The Constitution’s text, structure, and history suggest that some governmental functions strictly and exclusively appertain to a particular branch, and to the exercise of a single vested power. Many governmental functions, however, are nonexclusive: their exercise has some combination of legislative, executive, and judicial characteristics and, as a result, can be exercised by different branches exercising different vested powers. This Article proposes to reorient our thinking around exclusive and nonexclusive governmental functions, and demonstrates how doing so clarifies many existing doctrines and debates in administrative and separation of powers law.
This approach differs in important respects from standard functionalist and formalist accounts. If functionalism is concerned with identifying the “core” functions of the three branches, the reorientation proposed here would require identifying “exclusive” functions. The central question, however, is not “balance” or “aggrandizement” but whether an exercise of governmental power falls exclusively within a single vested power as a matter of text, structure, and history. And this approach rejects the proposition—often associated with formalism—that government functions must always be categorized as either legislative, executive, or judicial, and that there is little functional overlap among the three vested powers. To be sure, the Founders paid little attention to the functional overlap among the vested powers of government; but the idea of functionally overlapping government powers accurately reflects the nature of those powers and follows from the Constitution’s text, structure, and history.

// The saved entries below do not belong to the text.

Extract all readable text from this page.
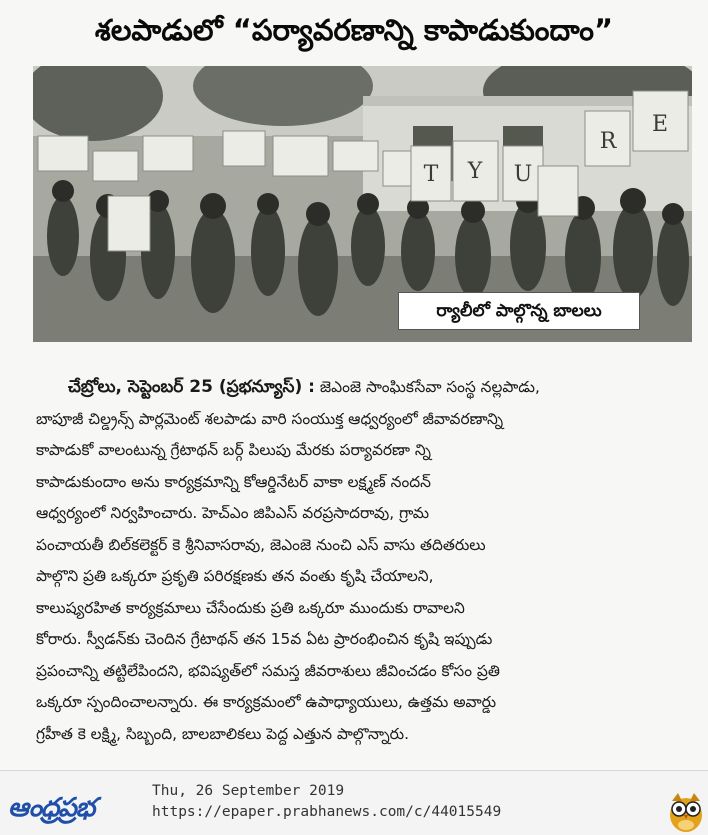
శలపాడులో “పర్యావరణాన్ని కాపాడుకుందాం”
R
E
T Y U
ర్యాలీలో పాల్గొన్న బాలలు
చేబ్రోలు, సెప్టెంబర్ 25 (ప్రభన్యూస్) : జెఎంజె సాంఘికసేవా సంస్థ నల్లపాడు,
బాపూజీ చిల్డ్రన్స్ పార్లమెంట్ శలపాడు వారి సంయుక్త ఆధ్వర్యంలో జీవావరణాన్ని
కాపాడుకో వాలంటున్న గ్రేటాథన్ బర్గ్ పిలుపు మేరకు పర్యావరణా న్ని
కాపాడుకుందాం అను కార్యక్రమాన్ని కోఆర్డినేటర్ వాకా లక్ష్మణ్ నందన్
ఆధ్వర్యంలో నిర్వహించారు. హెచ్ఎం జిపిఎస్ వరప్రసాదరావు, గ్రామ
పంచాయతీ బిల్‌కలెక్టర్ కె శ్రీనివాసరావు, జెఎంజె నుంచి ఎస్ వాసు తదితరులు
పాల్గొని ప్రతి ఒక్కరూ ప్రకృతి పరిరక్షణకు తన వంతు కృషి చేయాలని,
కాలుష్యరహిత కార్యక్రమాలు చేసేందుకు ప్రతి ఒక్కరూ ముందుకు రావాలని
కోరారు. స్వీడన్‌కు చెందిన గ్రేటాథన్ తన 15వ ఏట ప్రారంభించిన కృషి ఇప్పుడు
ప్రపంచాన్ని తట్టిలేపిందని, భవిష్యత్‌లో సమస్త జీవరాశులు జీవించడం కోసం ప్రతి
ఒక్కరూ స్పందించాలన్నారు. ఈ కార్యక్రమంలో ఉపాధ్యాయులు, ఉత్తమ అవార్డు
గ్రహీత కె లక్ష్మి, సిబ్బంది, బాలబాలికలు పెద్ద ఎత్తున పాల్గొన్నారు.
ఆంధ్రప్రభ
Thu, 26 September 2019
https://epaper.prabhanews.com/c/44015549
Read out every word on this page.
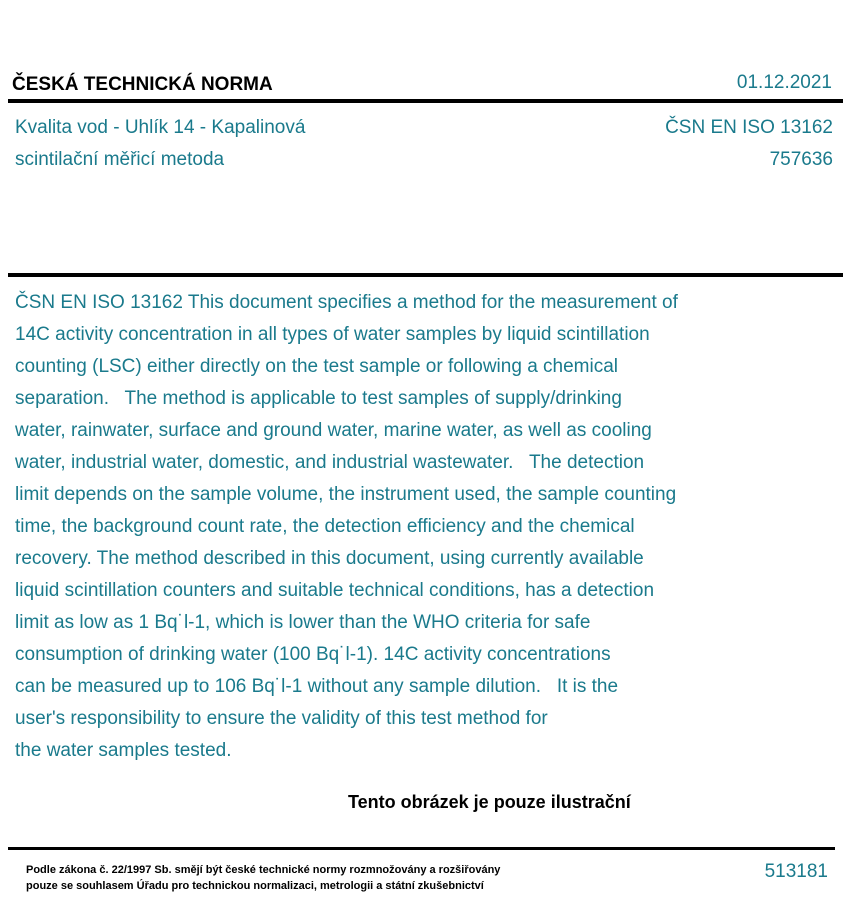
ČESKÁ TECHNICKÁ NORMA	01.12.2021
Kvalita vod - Uhlík 14 - Kapalinová
scintilační měřicí metoda
ČSN EN ISO 13162
757636
ČSN EN ISO 13162 This document specifies a method for the measurement of
14C activity concentration in all types of water samples by liquid scintillation
counting (LSC) either directly on the test sample or following a chemical
separation.   The method is applicable to test samples of supply/drinking
water, rainwater, surface and ground water, marine water, as well as cooling
water, industrial water, domestic, and industrial wastewater.   The detection
limit depends on the sample volume, the instrument used, the sample counting
time, the background count rate, the detection efficiency and the chemical
recovery. The method described in this document, using currently available
liquid scintillation counters and suitable technical conditions, has a detection
limit as low as 1 Bq˙l-1, which is lower than the WHO criteria for safe
consumption of drinking water (100 Bq˙l-1). 14C activity concentrations
can be measured up to 106 Bq˙l-1 without any sample dilution.   It is the
user's responsibility to ensure the validity of this test method for
the water samples tested.
Tento obrázek je pouze ilustrační
Podle zákona č. 22/1997 Sb. smějí být české technické normy rozmnožovány a rozšiřovány
pouze se souhlasem Úřadu pro technickou normalizaci, metrologii a státní zkušebnictví
513181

Although some scholars and judges have hinted at similar ideas, functional overlap has not been their focus, and conflation of powers and functions continues to plague judicial opinions and the scholarly literature. This Article seeks to reorient separation of powers law systematically toward exclusive and nonexclusive functions. Doing so clarifies many doctrinal puzzles, from the nature of legislative rules and judicial deference to “quasi” powers and nondelegation. Other insights also emerge, for example, with respect to James Madison’s suggestion that the Comptroller of the Treasury was neither executive nor judicial but “rather distinct from both, though it partakes of each,” and to the recently contested question of whether the Supreme Court can hear direct appeals from military courts.